Tensions Between Local Groups Threaten Return of Bedouin Residents to Druze Town
The past months have seen an increase in reprisals between armed militias of displaced Bedouin residents and local Druze militiamen in the vicinity of Qarayya in the southern part of the Suweida governorate. The reprisals have included kidnappings, killings and burning of crops.
Before 2011, about 350 Bedouin residents lived in majority-Druze Qarayya, most of them owning homes and land in the Karam Al-Wardeh neighbourhood. However, since 2012 there have been several waves of displacement among the town’s Bedouin residents. Today only one Bedouin family remains.
In 2012, young Bedouin men from Qarayya joined armed opposition factions in the neighbouring Daraa governorate, and the regime security apparatus began pursuing their families. As a result, some of them fled to Daraa. Then in 2018, with the reconciliation agreement in Daraa underway between the regime and rebels, most displaced families from Qarayya returned home and life returned to a sense of normalcy. At the time, only a few Bedouin youth from the town remained within the opposition militias, stationed near the city of Bosra Al-Sham. They became affiliated with the Eighth Brigade of the Fifth Corps, which was backed by Russia and controlled the city.
A battle broke out in Qarayya on March 27, 2020 between the Eighth Brigade, led by Ahmad Al-Odeh, and local Druze factions, against a backdrop of repeated kidnappings in the area between Bosra Al-Sham and Qarayya. Armed Bedouin men within the Eighth Brigade participated in the fighting against their Druze neighbours. Dozens of Druze died in the fighting because of a military imbalance between the two parties. Fearing reprisals from family members of the slain Druze fighters, Bedouin residents fled to the countryside west of Qarayya, on the outskirts of Bosra Al-Sham, and remained there for several days. Some of them later fled to the Daraa governorate while others preferred to set up tents and remain in the countryside west of Qarayya. However, the largest group ended up in the town of Kharba, located in the southwestern part of the Suweida governorate and controlled by Eighth Brigade-affiliated militias.
Kharba, which belongs administratively to Suweida, was majority Christian before opposition militias from Daraa seized it in 2014. Christian residents subsequently fled the town, which remained virtually empty under opposition control. The Eighth Brigade then held control of Kharba from 2018 to 2020. Displaced Bedouin from Qarayya stayed in Kharba for only a short time before they left under a settlement between the residents of Kharba and the Eighth Brigade on May 2, 2020. The original residents of Kharba were then allowed to return. The displaced Bedouin then moved from Kharba to a camp near Khirbat Al-Kawwam within the Qarayya administrative area.

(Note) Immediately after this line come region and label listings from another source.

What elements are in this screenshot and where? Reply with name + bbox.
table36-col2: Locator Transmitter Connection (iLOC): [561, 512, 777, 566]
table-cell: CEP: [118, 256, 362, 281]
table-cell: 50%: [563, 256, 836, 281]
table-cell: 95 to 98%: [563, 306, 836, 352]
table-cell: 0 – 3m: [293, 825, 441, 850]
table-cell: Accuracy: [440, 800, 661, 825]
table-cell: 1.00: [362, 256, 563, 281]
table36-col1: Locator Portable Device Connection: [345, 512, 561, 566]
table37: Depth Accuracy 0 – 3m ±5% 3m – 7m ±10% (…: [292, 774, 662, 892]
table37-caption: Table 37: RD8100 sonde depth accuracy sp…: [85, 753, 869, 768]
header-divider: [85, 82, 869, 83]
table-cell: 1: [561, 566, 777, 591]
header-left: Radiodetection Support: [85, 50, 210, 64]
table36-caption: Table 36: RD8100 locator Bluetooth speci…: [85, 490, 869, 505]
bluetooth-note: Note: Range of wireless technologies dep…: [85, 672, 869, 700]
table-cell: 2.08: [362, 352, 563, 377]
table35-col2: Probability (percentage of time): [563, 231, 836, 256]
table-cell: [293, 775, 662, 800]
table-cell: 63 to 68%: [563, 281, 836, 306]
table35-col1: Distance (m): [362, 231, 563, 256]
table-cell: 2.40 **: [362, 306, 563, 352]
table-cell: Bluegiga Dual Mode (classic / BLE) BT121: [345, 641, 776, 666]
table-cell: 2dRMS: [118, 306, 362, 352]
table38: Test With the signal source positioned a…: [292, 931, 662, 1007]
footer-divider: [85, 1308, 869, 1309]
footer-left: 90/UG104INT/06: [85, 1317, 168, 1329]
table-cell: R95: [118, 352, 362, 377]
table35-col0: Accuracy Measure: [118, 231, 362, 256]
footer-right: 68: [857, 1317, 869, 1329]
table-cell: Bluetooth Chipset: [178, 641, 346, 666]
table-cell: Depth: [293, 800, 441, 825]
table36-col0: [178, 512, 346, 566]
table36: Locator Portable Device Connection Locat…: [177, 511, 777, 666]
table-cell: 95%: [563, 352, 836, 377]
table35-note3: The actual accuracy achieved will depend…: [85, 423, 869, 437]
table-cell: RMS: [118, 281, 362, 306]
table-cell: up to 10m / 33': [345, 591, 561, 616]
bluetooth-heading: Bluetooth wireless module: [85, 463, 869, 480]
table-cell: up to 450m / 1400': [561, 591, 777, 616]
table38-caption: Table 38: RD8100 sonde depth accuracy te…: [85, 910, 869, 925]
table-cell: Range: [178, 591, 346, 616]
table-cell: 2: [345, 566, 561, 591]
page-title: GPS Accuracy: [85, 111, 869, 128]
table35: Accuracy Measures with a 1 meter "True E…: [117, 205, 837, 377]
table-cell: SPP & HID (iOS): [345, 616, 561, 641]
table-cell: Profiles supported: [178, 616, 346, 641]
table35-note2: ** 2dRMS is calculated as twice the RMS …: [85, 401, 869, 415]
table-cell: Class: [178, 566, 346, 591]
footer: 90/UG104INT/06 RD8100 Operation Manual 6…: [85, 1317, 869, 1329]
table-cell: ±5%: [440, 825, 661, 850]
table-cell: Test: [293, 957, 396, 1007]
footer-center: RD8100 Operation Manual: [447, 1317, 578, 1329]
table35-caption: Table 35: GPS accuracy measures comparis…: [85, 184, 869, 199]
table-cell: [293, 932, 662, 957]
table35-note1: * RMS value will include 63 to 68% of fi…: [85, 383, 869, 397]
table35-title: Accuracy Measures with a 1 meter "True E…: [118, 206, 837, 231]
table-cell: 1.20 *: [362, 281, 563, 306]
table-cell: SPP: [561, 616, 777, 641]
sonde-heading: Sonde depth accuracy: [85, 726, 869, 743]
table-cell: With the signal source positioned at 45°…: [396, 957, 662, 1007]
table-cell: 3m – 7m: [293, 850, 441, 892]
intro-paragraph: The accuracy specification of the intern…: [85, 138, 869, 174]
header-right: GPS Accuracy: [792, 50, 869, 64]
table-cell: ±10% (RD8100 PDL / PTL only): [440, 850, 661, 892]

About 200 displaced Bedouin residents of Qarayya settled in the camp, which soon came to include displaced Bedouins from other areas, including Suweida’s eastern Badia. Some displaced Bedouin in the camp were recruited to join armed groups, including those that work for the regime’s Fourth Division. Those groups initiated armed clashes with local Qarayya militias, carried out kidnappings and killings against local farmers working their fields west of the town. The skirmishes between those armed groups and Qarayya residents are ongoing and include crop burning, shootings, murder, and kidnapping.
Local leaders from Suweida and Daraa have tried to find solutions for the disputes. The Russian Reconciliation Centre in southern Syria has also intervened, sending a delegation to visit the two sides. Representatives of the townspeople of Qarayya and displaced Bedouin reached a preliminary agreement for the Bedouin to return to their homes in Qarayya, except for two families whose sons were involved in battles in which a number of residents were killed. For unknown reasons, the Russian mediators rejected that condition, insisting instead that the Bedouin residents be allowed to return home with no conditions. Qarayya notables subsequently refused to attend the reconciliation meeting that was scheduled to be held at the Russian Reconciliation Centre in Damascus in April 2021.